Some Non-ASCII character causing writeHTML empty output
PHP class for PDF
Brought to you by:
nicolaasuni
It can easily reproduced by adding Chinese word like "電池" (Very common word, means "battery") to example_001.php
The whole HTML block will be disappeared no matter what font you use.
Debugged by myself and found these characters could cause getHtmlDomArray() to mess up.
After Commenting these rows in tcpdf.php, it works fine.
But I am not sure it that harms other functionality (Maybe mess up with spaces?)
$html = preg_replace('/<([^\>\/]*)>[\s]/', '<\\1> ', $html); // preserve some spaces
$html = preg_replace('/[\s]<\/([^\>]*)>/', ' </\\1>', $html); // preserve some spaces
Maybe that regex shall have the u parameter added in order to handle utf-8 when it's detected ?

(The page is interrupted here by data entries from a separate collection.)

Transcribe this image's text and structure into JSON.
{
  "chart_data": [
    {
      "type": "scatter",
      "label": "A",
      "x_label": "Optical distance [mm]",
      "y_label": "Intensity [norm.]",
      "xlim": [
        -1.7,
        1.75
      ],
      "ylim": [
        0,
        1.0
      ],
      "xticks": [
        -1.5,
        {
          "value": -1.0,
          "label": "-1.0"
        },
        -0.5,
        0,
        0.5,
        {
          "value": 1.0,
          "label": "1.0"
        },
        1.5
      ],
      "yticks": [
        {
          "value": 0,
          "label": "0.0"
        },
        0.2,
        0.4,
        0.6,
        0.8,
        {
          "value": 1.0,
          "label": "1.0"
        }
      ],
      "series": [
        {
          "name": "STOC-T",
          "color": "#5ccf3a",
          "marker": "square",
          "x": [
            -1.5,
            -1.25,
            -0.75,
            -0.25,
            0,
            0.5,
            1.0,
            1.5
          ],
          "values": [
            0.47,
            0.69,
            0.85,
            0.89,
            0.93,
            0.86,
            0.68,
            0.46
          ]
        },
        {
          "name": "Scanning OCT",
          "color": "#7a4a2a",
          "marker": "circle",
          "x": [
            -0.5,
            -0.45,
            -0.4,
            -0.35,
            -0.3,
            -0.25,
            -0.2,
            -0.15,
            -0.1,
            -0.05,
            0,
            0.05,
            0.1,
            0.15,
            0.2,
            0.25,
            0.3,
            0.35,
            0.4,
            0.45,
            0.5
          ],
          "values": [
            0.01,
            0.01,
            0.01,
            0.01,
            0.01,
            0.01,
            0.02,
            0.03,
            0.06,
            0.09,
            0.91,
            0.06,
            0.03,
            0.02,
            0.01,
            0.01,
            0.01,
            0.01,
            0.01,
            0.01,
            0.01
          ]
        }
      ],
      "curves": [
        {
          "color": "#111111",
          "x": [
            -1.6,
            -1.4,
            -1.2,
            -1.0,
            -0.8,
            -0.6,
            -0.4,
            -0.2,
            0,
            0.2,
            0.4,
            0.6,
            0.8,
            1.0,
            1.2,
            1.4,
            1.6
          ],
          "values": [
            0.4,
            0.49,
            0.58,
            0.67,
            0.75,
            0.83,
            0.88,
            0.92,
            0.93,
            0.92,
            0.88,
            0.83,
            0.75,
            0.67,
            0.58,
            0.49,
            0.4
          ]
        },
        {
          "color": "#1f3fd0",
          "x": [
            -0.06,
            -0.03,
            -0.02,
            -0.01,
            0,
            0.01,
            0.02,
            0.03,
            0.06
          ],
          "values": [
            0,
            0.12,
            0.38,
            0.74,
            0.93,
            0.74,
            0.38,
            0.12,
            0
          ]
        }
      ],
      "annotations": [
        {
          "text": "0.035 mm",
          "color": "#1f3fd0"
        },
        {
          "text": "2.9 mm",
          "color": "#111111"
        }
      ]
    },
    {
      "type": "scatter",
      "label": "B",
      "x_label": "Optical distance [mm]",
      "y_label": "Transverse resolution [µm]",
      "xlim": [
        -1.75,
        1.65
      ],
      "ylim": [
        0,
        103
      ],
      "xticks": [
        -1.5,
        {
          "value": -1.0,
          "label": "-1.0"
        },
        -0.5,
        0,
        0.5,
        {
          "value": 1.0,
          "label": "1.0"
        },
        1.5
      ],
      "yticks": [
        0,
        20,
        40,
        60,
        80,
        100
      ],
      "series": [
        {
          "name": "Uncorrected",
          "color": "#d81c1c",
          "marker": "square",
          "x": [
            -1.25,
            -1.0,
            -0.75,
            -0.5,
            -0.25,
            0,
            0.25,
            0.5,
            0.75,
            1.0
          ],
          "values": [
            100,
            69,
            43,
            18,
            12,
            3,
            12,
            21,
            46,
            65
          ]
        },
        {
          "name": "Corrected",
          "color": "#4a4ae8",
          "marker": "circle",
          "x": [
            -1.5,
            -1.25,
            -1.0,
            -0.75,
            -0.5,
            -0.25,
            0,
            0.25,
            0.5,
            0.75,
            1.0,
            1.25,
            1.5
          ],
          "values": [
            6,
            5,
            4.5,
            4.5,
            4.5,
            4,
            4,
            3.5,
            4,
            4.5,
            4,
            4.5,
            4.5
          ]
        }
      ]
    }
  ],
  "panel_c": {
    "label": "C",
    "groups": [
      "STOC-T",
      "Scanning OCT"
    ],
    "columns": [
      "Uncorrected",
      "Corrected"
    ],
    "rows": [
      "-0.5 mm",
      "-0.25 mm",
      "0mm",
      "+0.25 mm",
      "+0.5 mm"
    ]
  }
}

I tried to add the u flag to preg_match, still not working.
It seems related to this PHP bug: https://bugs.php.net/bug.php?id=53823
Indeed, the patch has been committed.
From reading the comments, it seems a temporary work-arround would be to use + instead of * in that regex (with the u modifier) : this space preservation is required before and after tags (you don't care about <> - so it won't break things)
I was wondering, performance wise, wouldn't it be better to pass an array to pereg_replace to reduce it to a single call ?
That PHP bug is fixed in 5.6.9
In the meantime, using the unicode option with the + (instead of the *) works as expected.